Deep inside the Bureau of Governmental Research’s new report on New Orleans judgeships is a fine suggestion: Shift the burden of proof from those who want to right-size the city’s plethora of courts to those prefer to keep things as is.
Rather than make reformers justify eliminating judgeships, why not ask the courts to demonstrate that they need to remain abundantly staffed?
The status quo would be a pretty tough sell, according to the policy group’s muscular analysis.
BGR argues that New Orleans has not just too many judges, but way too many. While 45 elected judges now preside over various courtrooms in various courthouses, the report, which echoes several prior studies, estimates that 20 could handle the job.
The numbers are as glaring or more for specific courts. Civil District Court has 14 judges but needs just 6.8, while Criminal District Court has 13 and needs 6.3, BGR says. First City Court has three judges to handle a workload of less than a single full-time jurist. Second City Court has one judge, but she does the work of a tenth of a full-timer, the report says.
And Orleans Parish Juvenile Court, which BGR calls the most overstaffed in the state, employs six judges when its caseload wouldn’t keep one fully busy.
All those apparently excess judges and their staffs are costing the public plenty. BGR says cutting one judgeship would save about $570,000 a year, or $3.4 million per judge per six-year term. Cutting the whole system down to what may be its appropriate size could save $14 million annually.
So why hasn’t this happened?
Chalk it up to turf-consciousness among powerful judges with friends in high places.
Also blame it on an initial miscalculation after Hurricane Katrina, when reforming New Orleans’ archaic political structure was the rage. Rather than explicitly tackle the number of judges, activists focused on merging civil, criminal and juvenile courts. But while they successfully consolidated seven assessor offices, two sheriff departments, parish-level levee authorities and some of the city’s minor judicial offices, the push to merge the courts broke down over the difficulty of combining finances and records. The Legislature mandated a merger in 2006, delayed it in 2008 and killed it altogether in 2012.
Last spring, in a sign of just how much the tide has turned, lawmakers killed a bill backed by Mayor Mitch Landrieu to cut the number of juvenile court judges from six to four — still three more than BGR thinks it needs. Although the House passed the measure, state Sen. Ed Murray convinced the Judiciary C Committee to table it, arguing that state Supreme Court’s Judicial Council should finish studying the matter first.
BGR acknowledges that the judges might have a point when they say these stats don’t tell the whole story. New Orleans civil court judges say they see more than their share of time-and-resource-draining litigation, for example. But when BGR asked, the court couldn’t provide data on the numbers of class action, asbestos and other complex cases.
There’s a good bit of data to support a reduction, though. In Juvenile Court, filings have plunged 88 percent since 1984. That’s partly due to the district attorney’s decision to move child support cases to civil court, which seems to have picked up the extra caseload with little difficulty. Civil court has also seen a decline in overall filings.
Over in criminal court, judges no longer handle most misdemeanor offenses.
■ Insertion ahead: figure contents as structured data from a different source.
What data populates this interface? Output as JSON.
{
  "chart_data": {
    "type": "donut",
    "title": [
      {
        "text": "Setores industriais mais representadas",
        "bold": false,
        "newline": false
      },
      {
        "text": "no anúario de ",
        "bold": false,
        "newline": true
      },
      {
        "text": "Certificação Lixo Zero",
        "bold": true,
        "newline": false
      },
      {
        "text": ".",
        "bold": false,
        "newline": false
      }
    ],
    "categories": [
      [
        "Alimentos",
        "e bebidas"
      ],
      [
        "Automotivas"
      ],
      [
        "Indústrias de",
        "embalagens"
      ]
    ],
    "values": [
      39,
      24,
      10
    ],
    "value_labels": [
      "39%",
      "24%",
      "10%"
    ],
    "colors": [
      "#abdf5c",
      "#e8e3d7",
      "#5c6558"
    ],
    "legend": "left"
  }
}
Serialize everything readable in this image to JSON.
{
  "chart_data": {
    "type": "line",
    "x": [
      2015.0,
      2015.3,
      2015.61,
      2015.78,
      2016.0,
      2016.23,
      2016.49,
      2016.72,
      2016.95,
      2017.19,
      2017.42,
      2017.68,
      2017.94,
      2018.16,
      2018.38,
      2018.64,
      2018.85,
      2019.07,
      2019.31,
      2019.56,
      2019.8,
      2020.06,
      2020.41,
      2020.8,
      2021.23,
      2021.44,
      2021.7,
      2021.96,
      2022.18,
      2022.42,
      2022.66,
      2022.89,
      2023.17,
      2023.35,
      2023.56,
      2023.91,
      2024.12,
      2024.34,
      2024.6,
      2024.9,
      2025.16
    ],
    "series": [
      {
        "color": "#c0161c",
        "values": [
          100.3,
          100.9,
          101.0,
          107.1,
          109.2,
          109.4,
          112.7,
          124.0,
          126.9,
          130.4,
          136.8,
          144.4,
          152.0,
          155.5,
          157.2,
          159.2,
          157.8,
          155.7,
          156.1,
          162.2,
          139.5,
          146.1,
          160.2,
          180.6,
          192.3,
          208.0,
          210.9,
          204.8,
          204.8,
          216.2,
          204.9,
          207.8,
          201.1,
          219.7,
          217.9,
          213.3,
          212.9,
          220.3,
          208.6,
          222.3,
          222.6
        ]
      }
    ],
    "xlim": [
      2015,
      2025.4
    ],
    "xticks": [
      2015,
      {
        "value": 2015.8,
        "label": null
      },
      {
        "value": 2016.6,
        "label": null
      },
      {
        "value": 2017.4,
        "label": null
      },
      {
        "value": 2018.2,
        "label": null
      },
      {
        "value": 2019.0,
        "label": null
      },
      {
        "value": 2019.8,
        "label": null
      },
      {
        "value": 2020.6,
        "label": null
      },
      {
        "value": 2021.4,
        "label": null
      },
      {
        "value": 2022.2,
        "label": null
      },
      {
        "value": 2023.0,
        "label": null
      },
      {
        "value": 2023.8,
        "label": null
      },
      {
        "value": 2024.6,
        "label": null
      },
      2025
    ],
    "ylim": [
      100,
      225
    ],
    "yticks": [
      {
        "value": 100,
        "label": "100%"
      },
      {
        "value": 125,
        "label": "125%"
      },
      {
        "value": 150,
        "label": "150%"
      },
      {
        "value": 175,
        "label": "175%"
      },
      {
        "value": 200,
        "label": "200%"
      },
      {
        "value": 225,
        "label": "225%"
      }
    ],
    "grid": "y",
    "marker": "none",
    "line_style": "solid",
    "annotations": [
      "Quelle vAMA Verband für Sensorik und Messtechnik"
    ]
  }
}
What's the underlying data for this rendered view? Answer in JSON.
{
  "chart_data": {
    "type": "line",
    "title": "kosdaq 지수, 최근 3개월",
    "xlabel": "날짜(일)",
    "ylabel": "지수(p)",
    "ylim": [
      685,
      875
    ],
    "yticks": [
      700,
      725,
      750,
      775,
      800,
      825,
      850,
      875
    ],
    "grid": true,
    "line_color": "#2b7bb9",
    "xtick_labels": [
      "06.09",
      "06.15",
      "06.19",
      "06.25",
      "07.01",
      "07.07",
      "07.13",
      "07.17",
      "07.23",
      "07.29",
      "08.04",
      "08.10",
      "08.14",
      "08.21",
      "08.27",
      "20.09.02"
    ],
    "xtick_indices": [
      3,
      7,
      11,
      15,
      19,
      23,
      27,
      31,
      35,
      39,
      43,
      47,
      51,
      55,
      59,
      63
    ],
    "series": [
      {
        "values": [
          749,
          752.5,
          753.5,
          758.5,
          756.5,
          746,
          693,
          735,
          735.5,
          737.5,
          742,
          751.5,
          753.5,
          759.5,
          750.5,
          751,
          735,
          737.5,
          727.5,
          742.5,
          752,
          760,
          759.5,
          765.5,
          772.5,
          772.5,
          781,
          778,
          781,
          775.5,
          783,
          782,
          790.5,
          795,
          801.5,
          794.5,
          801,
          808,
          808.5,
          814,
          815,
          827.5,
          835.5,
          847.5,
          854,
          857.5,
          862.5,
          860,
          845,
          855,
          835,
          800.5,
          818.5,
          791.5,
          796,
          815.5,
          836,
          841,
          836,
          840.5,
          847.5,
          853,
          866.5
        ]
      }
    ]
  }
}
In 2011, the district attorney started prosecuting those cases in municipal court, which BGR says is the one court that’s appropriately staffed.
Add to that the fact that the population served by all these judges has dropped by about 190,000 since 1980.
Those in the system have taken their sweet time evaluating whether and how it should be reconfigured, but BGR also argues for a new dose of urgency.
On top of budget difficulties, elections for many judgeships are looming in 2014. If nothing changes before then, nothing can change until the judges elected next year serve out their six-year terms. That would put us as at 15 years after Katrina shrunk the city and prompted locals to reevaluate the size of government.
Also on the horizon, the group could have added, is the potential construction of a new home for Civil District Court. The judges want their own complex and Landrieu wants them to join city government at the old Charity Hospital, but no matter how that fight turns out, it would surely make sense to build fewer courtrooms if possible.
So there’s the argument for taking a fresh look at the court system, putting everything on the table, and doing it quickly. Maybe there are compelling arguments against it, better than the ones than the largely self-serving ones we’ve been hearing for years.
So how about it, judges? You’re all lawyers. Make your best case.